Tecnica&Teoria

3T Strada: quanto vale l’1x su asfalto?

La trasmissione monocorona mi ha sempre affascinato. Dalla Mtb al Gravel l’ho trovata immediatamente bella, pulita, semplice, lineare, immediata. E non solo per chi si avvicina al mondo della bici, ma anche chi ormai mastica pedali da una vita l’immediatezza dei gruppi 1x, la mancanza dei salti di catena a cui prestare attenzione, sono stati una trovata davvero geniale. Dalla Mtb al Gravel, ripeto. Perché in altri ambiti (leggasi strada), la monocorona non è affatto una genialata; anzi.

Le bici aero, sono sincero, non mi hanno mai attirato.
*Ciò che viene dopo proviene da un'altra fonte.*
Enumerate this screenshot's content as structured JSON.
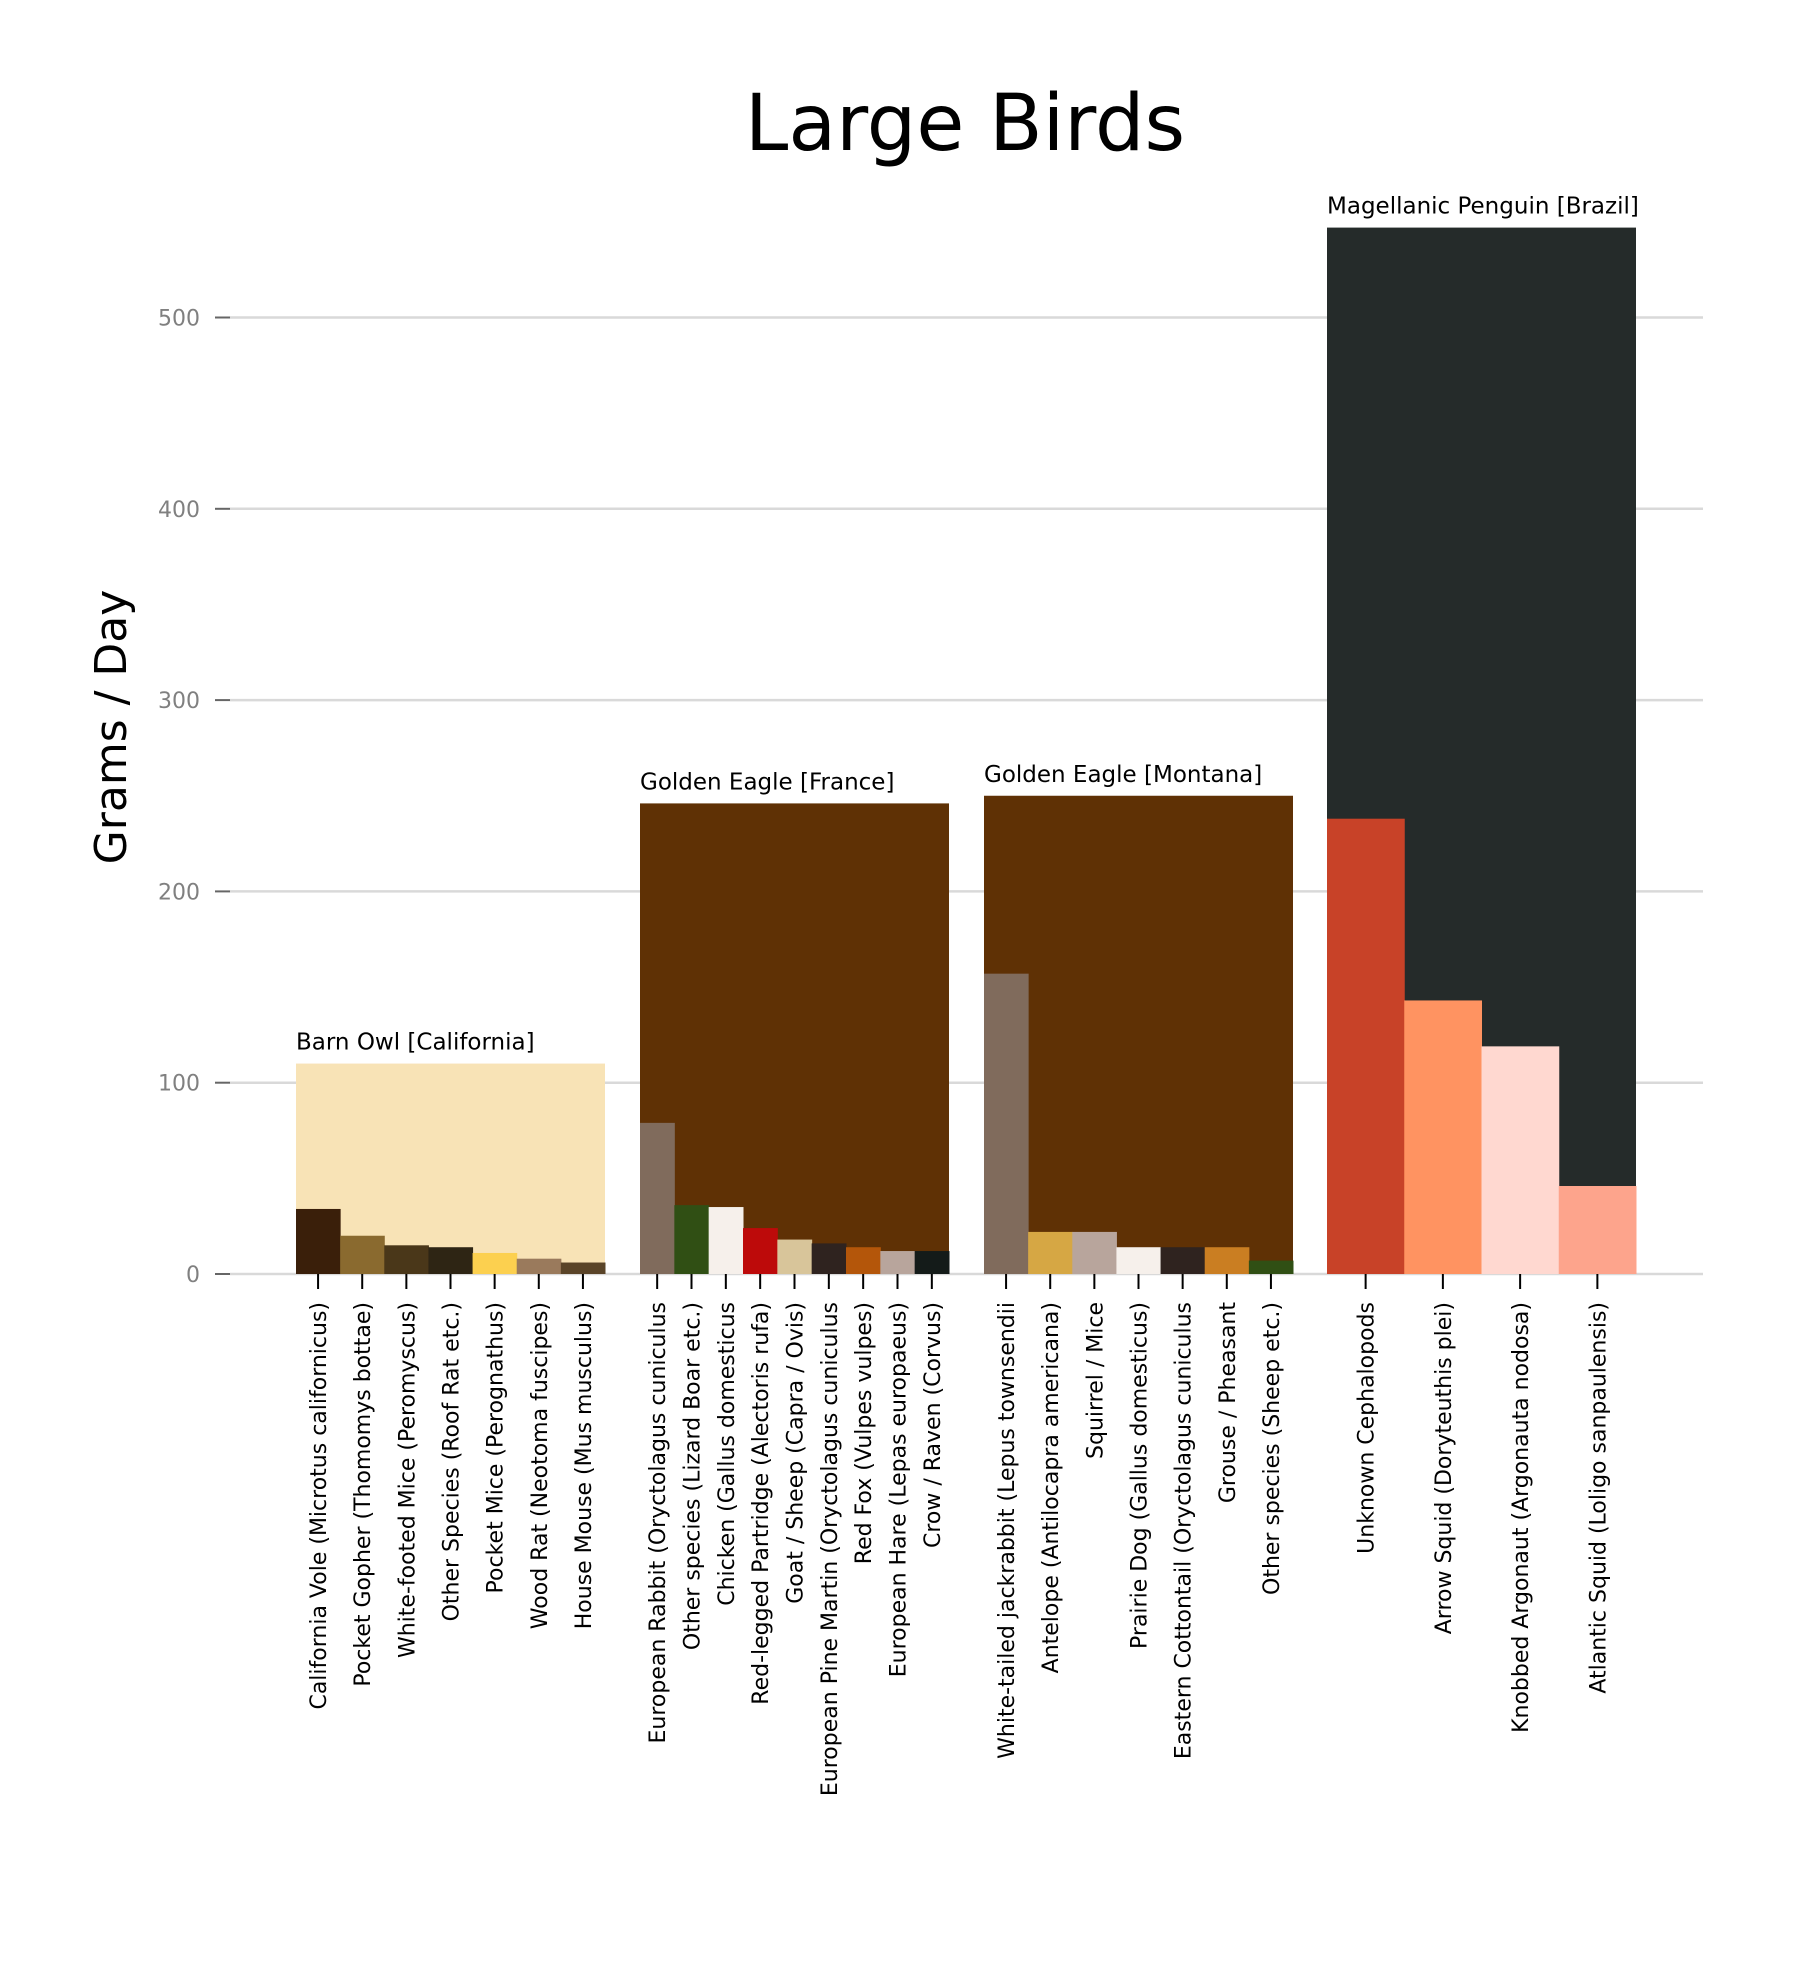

Sono più un tipo da salita, le scalate mi emozionano enormemente di più, quella fatica per andare a due all’ora la trovo più appagante. Questione di gusti, ovvio. Però, quando improvvisamente vidi al Tour quella 3T che per la prima volta montava una trasmissione 1x, con quel “padellone” solitario là davanti, devo ammettere che mi ha stuzzicato la fantasia.

Non posso non ammettere la bellezza di quelle linee, la fluidità dell’insieme; come non si può non avvalorare i 400 grammi risparmiati sul peso totale della bici – per inciso la 3T Strada – grazie all’abbandono di guaina e cavo, deragliatore anteriore, seconda corona e l’uso di una guarnitura più leggera perché più semplice. In una bici aero, eliminare qualcosa la rende, effettivamente, ancor più aerodinamica e penetrante all’aria. Ma quando a venir meno è qualcosa di necessario? I vantaggi ripagano delle mancanze che si vengono a creare?

Bella sì, ma funzionale proprio no. E la dimostrazione è arrivata direttamente da casa 3T, che poco dopo ha praticamente abbandonato l’idea del monocorona su strada per tornare ad un più adeguato, consolidato e comprovato 2x. Lasciando il mono al mondo Gravel, col modello Exploro.

La mia mtb ha il mono; e a chiunque mi chieda cosa comprare rispondo assolutamente una trasmissione 1x. Però bisogna essere sinceri e realisti: il mono non sarà mai come una doppia. Una trasmissione 2×10 sarà sempre infinitamente migliore di una 1×12 o 1×13. Sempre. Perché il range di velocità è maggiore; con una 2×10, o 2×11, si ha sempre il rapporto giusto al momento giusto. Se scelte corone e pignoni adeguati al nostro allenamento, mai ci troveremo a chiedere un dente in più o uno in meno in una data situazione. Apparte nelle salite impossibili (ma quello è il campo delle nuove e-bike).

Ecco qual’è il vero problema. La rapportatura. Che un’ottima trasmissione monocorona non avrà mai nei confronti di una doppia. Ma dico di più, non avrà mai in generale. Poi ci si accontenta, si frulla anche quando non ce n’è bisogno o si spinge un rapporto un pò troppo duro per noi “ma tant’è, mi faccio la gamba!”. Ma questo lo si può dire in ambito Mtb o Gravel, dove le cose che contano sono altre, non tanto il dente in più o in meno che avremmo potuto avere.

Su strada le cose sono differenti. Quel dente fa comodo, serve e fa la differenza. Per questo, su asfalto, viva la doppia.